Plant constructors focus on the technical process and the plant itself. In product development, the focus lies on the bioprocess model combining the product and the process. To get a comprehensive picture, it is necessary to go one step further and combine these approaches. Blending the digital twins of the bioprocess and technical processes together in one simulation environment or platform results in an improved understanding of the interactions between process, product, and plant. It permits the acquisition of information, for example, on energy and mass balances, vessel sizes, and buffer quantities, even before the plant is constructed. This software platform supports the engineering and manufacturing procedures to provide a commercially attractive production process at final scale.

Using a comprehensive picture of the interdependencies of plant, process, and product and an early understanding of their interactions, improved engineering results and a whole range of further advantages are obtained. Model-based technologies allow the sharing of knowledge needed for scale-up, support the implementation of the QbD approach, and allow the application of advanced process control techniques. A significant reduction in time for process development is the result.

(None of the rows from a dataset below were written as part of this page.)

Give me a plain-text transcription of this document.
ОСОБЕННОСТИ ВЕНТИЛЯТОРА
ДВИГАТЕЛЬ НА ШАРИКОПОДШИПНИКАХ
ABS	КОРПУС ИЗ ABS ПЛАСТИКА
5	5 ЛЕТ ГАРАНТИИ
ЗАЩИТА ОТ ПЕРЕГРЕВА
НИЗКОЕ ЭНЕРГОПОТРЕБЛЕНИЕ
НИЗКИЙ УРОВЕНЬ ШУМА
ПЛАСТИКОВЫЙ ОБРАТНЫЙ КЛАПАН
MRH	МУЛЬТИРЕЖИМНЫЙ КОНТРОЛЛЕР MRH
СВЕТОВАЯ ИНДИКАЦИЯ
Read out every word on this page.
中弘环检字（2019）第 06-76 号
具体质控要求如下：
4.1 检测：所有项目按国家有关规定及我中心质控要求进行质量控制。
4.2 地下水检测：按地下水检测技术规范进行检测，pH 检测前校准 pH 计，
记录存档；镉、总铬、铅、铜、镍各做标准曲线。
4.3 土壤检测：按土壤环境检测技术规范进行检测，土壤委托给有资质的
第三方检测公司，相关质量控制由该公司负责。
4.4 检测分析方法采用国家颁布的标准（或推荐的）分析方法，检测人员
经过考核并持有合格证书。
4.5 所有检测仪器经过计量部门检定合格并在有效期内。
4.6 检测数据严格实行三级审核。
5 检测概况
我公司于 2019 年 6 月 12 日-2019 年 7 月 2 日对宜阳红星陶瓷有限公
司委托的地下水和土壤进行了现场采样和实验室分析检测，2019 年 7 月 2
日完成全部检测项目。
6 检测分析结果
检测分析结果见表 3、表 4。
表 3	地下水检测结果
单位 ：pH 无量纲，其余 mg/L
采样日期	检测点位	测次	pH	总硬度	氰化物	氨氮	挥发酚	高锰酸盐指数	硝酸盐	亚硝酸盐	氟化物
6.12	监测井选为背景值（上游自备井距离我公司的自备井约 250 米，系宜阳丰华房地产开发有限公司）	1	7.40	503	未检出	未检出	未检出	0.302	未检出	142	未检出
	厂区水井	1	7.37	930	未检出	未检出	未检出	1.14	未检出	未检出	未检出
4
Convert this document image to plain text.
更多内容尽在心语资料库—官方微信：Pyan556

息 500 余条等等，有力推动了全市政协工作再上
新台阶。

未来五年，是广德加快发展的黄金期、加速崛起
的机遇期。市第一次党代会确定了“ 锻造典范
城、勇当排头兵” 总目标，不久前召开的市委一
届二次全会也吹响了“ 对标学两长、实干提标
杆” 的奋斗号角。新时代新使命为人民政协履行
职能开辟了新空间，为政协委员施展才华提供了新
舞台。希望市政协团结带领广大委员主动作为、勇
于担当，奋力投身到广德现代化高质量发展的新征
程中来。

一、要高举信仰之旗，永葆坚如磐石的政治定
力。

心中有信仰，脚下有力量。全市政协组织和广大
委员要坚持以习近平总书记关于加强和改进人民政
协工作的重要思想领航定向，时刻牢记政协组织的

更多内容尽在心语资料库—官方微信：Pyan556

Individual digital twins, or process models for single-unit operations, are incorporated into a comprehensive digital twin, a fully integrated process model. An adequate software environment with the respective IT platforms is required for this approach. A comprehensive toolchain, in terms of systems, software, and methodological support in combination with sound engineering expertise, is essential. The challenge lies in creating an overarching concept and architecture. A climate of co-creation between stakeholders, suppliers, partners, and experts is the prerequisite to break up silos and to support fast-track biopharmaceutical drug development and manufacturing. Not least because of the COVID-19 crisis, we have learned how essential the bundling of competencies is to be able to quickly respond to patients’ needs.